A padaria é uma das únicas fontes de emprego na cidade, nunca nomeada, onde os acontecimentos de R.M.N se passam. Csilla, nascida na Hungria, porém, não consegue atrair os locais porque o salário mínimo não é suficiente para convencê-los a abandonar o suporte do governo e colocar as mãos na obra. Quem realmente precisa de dinheiro deixa o país, especialmente durante o Natal e Ano Novo, quando nações vizinhas precisam de mais empregados na temporada de turismo e compras. Mingiu retrata a natureza moribunda da cidade ao cercá-la com elementos de natureza morta em alguns enquadramentos compostos com beleza fria pela fotografia de Tudor Vladimir Panduru. Mathias, Csilla e os outros habitantes são postos contra uma mina abandonada, agora um buraco simbolizando a queda econômica e moral do local, uma floresta de árvores com galhos secos durante o inverno, ou mesmo entre folhas que delas caíram, agora levadas pelo vento para o esquecimento. Mais de uma vez, as montanhas ao redor deles parecem estar os empurrando para baixo, enterrando o que sobrou.


Esse isolamento não é acidental. Apesar de não quererem os empregos na padaria, os habitantes locais são totalmente opostos à contratação de três imigrantes (legalmente documentados) do Sri Lanka. Estes forasteiros, dizem os romenos, vão roubar as poucas vagas disponíveis, trazer novos vírus e, mesmo que sejam católicos, acabar com suas missas.

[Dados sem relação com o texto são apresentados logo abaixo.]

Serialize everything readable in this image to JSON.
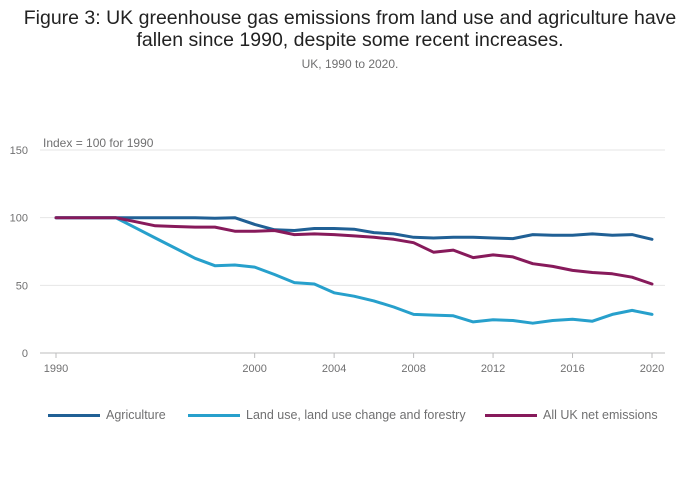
{
  "header": {
    "title_line1": "Figure 3: UK greenhouse gas emissions from land use and agriculture have",
    "title_line2": "fallen since 1990, despite some recent increases.",
    "subtitle": "UK, 1990 to 2020."
  },
  "chart_data": {
    "type": "line",
    "title": "Figure 3: UK greenhouse gas emissions from land use and agriculture have fallen since 1990, despite some recent increases.",
    "subtitle": "UK, 1990 to 2020.",
    "ylabel": "Index = 100 for 1990",
    "xlabel": "",
    "ylim": [
      0,
      150
    ],
    "xlim": [
      1990,
      2020
    ],
    "y_ticks": [
      0,
      50,
      100,
      150
    ],
    "x_ticks": [
      1990,
      2000,
      2004,
      2008,
      2012,
      2016,
      2020
    ],
    "grid": "horizontal",
    "legend_position": "bottom",
    "x": [
      1990,
      1991,
      1992,
      1993,
      1994,
      1995,
      1996,
      1997,
      1998,
      1999,
      2000,
      2001,
      2002,
      2003,
      2004,
      2005,
      2006,
      2007,
      2008,
      2009,
      2010,
      2011,
      2012,
      2013,
      2014,
      2015,
      2016,
      2017,
      2018,
      2019,
      2020
    ],
    "series": [
      {
        "name": "Agriculture",
        "color": "#206095",
        "values": [
          100,
          100,
          100,
          100,
          100,
          100,
          100,
          100,
          99.5,
          100,
          95,
          91,
          90.5,
          92,
          92,
          91.5,
          89,
          88,
          85.5,
          85,
          85.5,
          85.5,
          85,
          84.5,
          87.5,
          87,
          87,
          88,
          87,
          87.5,
          84
        ]
      },
      {
        "name": "Land use, land use change and forestry",
        "color": "#27A0CC",
        "values": [
          100,
          100,
          100,
          100,
          92.5,
          85,
          77.5,
          70,
          64.5,
          65,
          63.5,
          58,
          52,
          51,
          44.5,
          42,
          38.5,
          34,
          28.5,
          28,
          27.5,
          23,
          24.5,
          24,
          22,
          24,
          25,
          23.5,
          28.5,
          31.5,
          28.5
        ]
      },
      {
        "name": "All UK net emissions",
        "color": "#871A5B",
        "values": [
          100,
          100,
          100,
          100,
          97,
          94,
          93.5,
          93,
          93,
          90,
          90,
          90.5,
          87.5,
          88,
          87.5,
          86.5,
          85.5,
          84,
          81.5,
          74.5,
          76,
          70.5,
          72.5,
          71,
          66,
          64,
          61,
          59.5,
          58.5,
          56,
          51
        ]
      }
    ]
  }
}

Demora um pouco para a história engatar, mas quando Mingiu termina de mover as peças do seu tabuleiro e começa a derrubá-las, somos calculadamente levados até um check mate brutal, pontuado e, é preciso repetir, profundo.

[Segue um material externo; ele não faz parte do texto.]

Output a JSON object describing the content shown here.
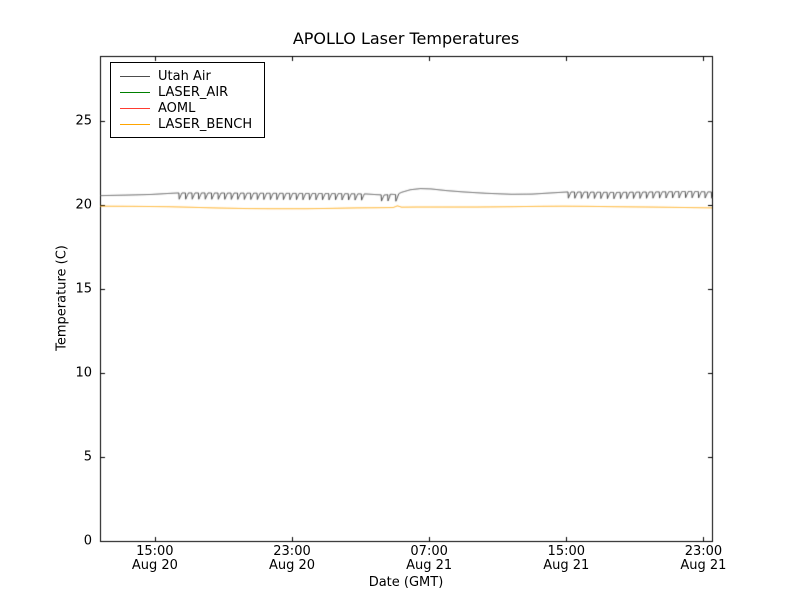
{
  "figure": {
    "background_color": "#ffffff",
    "text_color": "#000000"
  },
  "chart_data": {
    "type": "line",
    "title": "APOLLO Laser Temperatures",
    "xlabel": "Date (GMT)",
    "ylabel": "Temperature (C)",
    "ylim": [
      0,
      28.9
    ],
    "yticks": [
      0,
      5,
      10,
      15,
      20,
      25
    ],
    "xlim_hours": [
      0,
      35.7
    ],
    "xticks": [
      {
        "hours": 3.2,
        "time": "15:00",
        "date": "Aug 20"
      },
      {
        "hours": 11.2,
        "time": "23:00",
        "date": "Aug 20"
      },
      {
        "hours": 19.2,
        "time": "07:00",
        "date": "Aug 21"
      },
      {
        "hours": 27.2,
        "time": "15:00",
        "date": "Aug 21"
      },
      {
        "hours": 35.2,
        "time": "23:00",
        "date": "Aug 21"
      }
    ],
    "legend_position": "upper left",
    "grid": false,
    "series": [
      {
        "name": "Utah Air",
        "color": "#4d4d4d",
        "baseline": [
          [
            0,
            20.58
          ],
          [
            1.5,
            20.61
          ],
          [
            3,
            20.65
          ],
          [
            4,
            20.71
          ],
          [
            4.6,
            20.74
          ],
          [
            6,
            20.74
          ],
          [
            8,
            20.73
          ],
          [
            10,
            20.72
          ],
          [
            12,
            20.71
          ],
          [
            14,
            20.7
          ],
          [
            15.5,
            20.68
          ],
          [
            16.1,
            20.64
          ],
          [
            16.6,
            20.62
          ],
          [
            17.0,
            20.66
          ],
          [
            17.3,
            20.64
          ],
          [
            17.6,
            20.78
          ],
          [
            18.1,
            20.93
          ],
          [
            18.7,
            21.0
          ],
          [
            19.3,
            20.98
          ],
          [
            20.2,
            20.88
          ],
          [
            21.2,
            20.8
          ],
          [
            22.5,
            20.72
          ],
          [
            24.0,
            20.66
          ],
          [
            25.2,
            20.67
          ],
          [
            26.3,
            20.74
          ],
          [
            27.3,
            20.8
          ],
          [
            28.5,
            20.79
          ],
          [
            30,
            20.77
          ],
          [
            31.5,
            20.79
          ],
          [
            33,
            20.81
          ],
          [
            34.5,
            20.83
          ],
          [
            35.7,
            20.8
          ]
        ],
        "dips": {
          "intervals": [
            [
              4.6,
              15.5
            ],
            [
              16.4,
              16.9
            ],
            [
              17.25,
              17.5
            ],
            [
              27.3,
              35.7
            ]
          ],
          "period": 0.38,
          "depth": 0.42,
          "width": 0.18
        }
      },
      {
        "name": "LASER_AIR",
        "color": "#008000",
        "baseline": []
      },
      {
        "name": "AOML",
        "color": "#ff3b30",
        "baseline": []
      },
      {
        "name": "LASER_BENCH",
        "color": "#ffa500",
        "baseline": [
          [
            0,
            19.95
          ],
          [
            2,
            19.94
          ],
          [
            4,
            19.92
          ],
          [
            5.5,
            19.88
          ],
          [
            7,
            19.84
          ],
          [
            8.5,
            19.81
          ],
          [
            10,
            19.8
          ],
          [
            12,
            19.8
          ],
          [
            13.5,
            19.82
          ],
          [
            15,
            19.85
          ],
          [
            16.2,
            19.86
          ],
          [
            17.1,
            19.87
          ],
          [
            17.35,
            19.97
          ],
          [
            17.6,
            19.89
          ],
          [
            18.5,
            19.9
          ],
          [
            20,
            19.9
          ],
          [
            22,
            19.9
          ],
          [
            24,
            19.92
          ],
          [
            25.5,
            19.94
          ],
          [
            27,
            19.95
          ],
          [
            28.5,
            19.94
          ],
          [
            30,
            19.92
          ],
          [
            32,
            19.9
          ],
          [
            33.5,
            19.88
          ],
          [
            35.7,
            19.85
          ]
        ]
      }
    ]
  }
}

Isso porque Mingiu não vê o problema da xenofobia de forma superficial. Ele encontra no povo contradições ironicamente deprimentes - como húngaros residentes da Romênia a favor da presença dos imigrantes mas contra serem comparados com ciganos. Mingiu reforça a variedade de pontos de vistas com legendas em cores diferentes para os vários pontos de vista, e assim percebemos quão monumental é a hipocrisia e maldade presentes em tela. Mesmo que os cingaleses fiquem, o problema estará longe de resolvido. Essa realidade é engrandecida na cena mais poderosa da obra, um debate entre os lados opostos da questão que dura 17 minutos sem cortes e tem mais de 20 falantes, todos simultaneamente parte do coletivo mas com personalidade o suficiente para se destacarem.

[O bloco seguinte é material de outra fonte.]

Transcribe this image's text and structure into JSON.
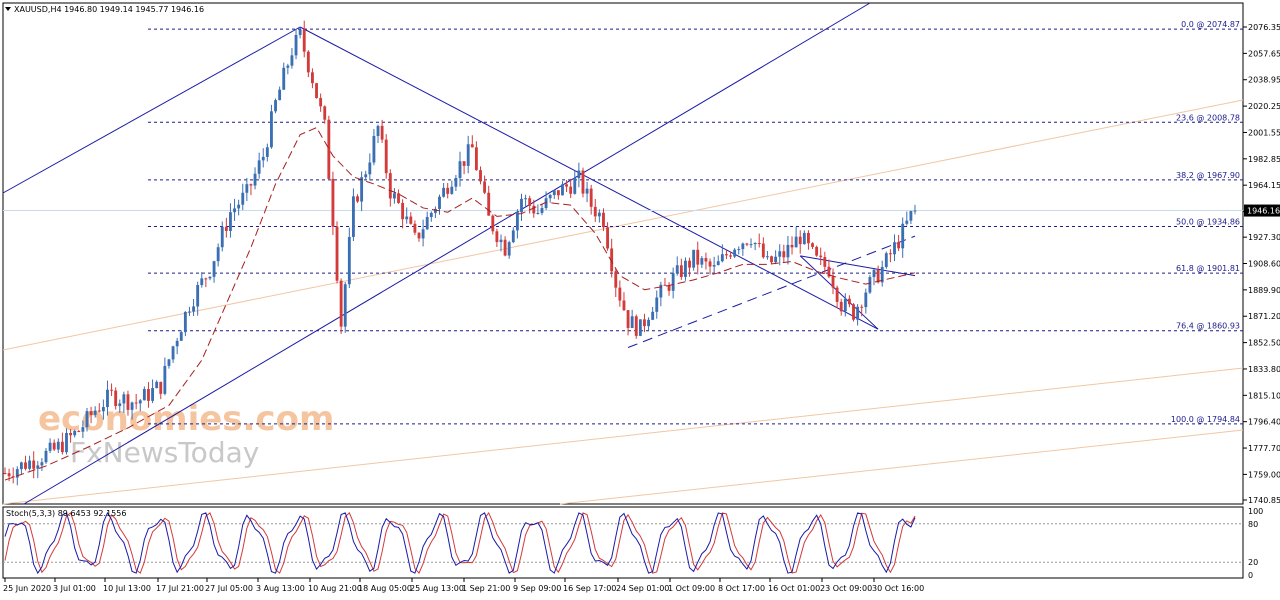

Csilla, a única cidadã inteiramente na contramão desse preconceito, é a principal agente nesse bom combate. Matthias, porém, não é tão bem trabalhado. Mingiu dá a entender que sua mente está ocupada com outras questões - o filho traumatizado e o pai adoentado, duas tramas secundária mal desenvolvidas e apressadamente levadas até uma conclusão sem qualquer impacto emocional. Grigore, porém, atua com a dose certa de silêncio para se transformar numa espécie de guia e nos levar por essas ruas cinzentas até o coração da narrativa, presente nos esforços de Csilla, encaminhada por State até o limite, quando as forças se vão e compreendemos o negativismo de Mingiu. As raízes podres estão congeladas.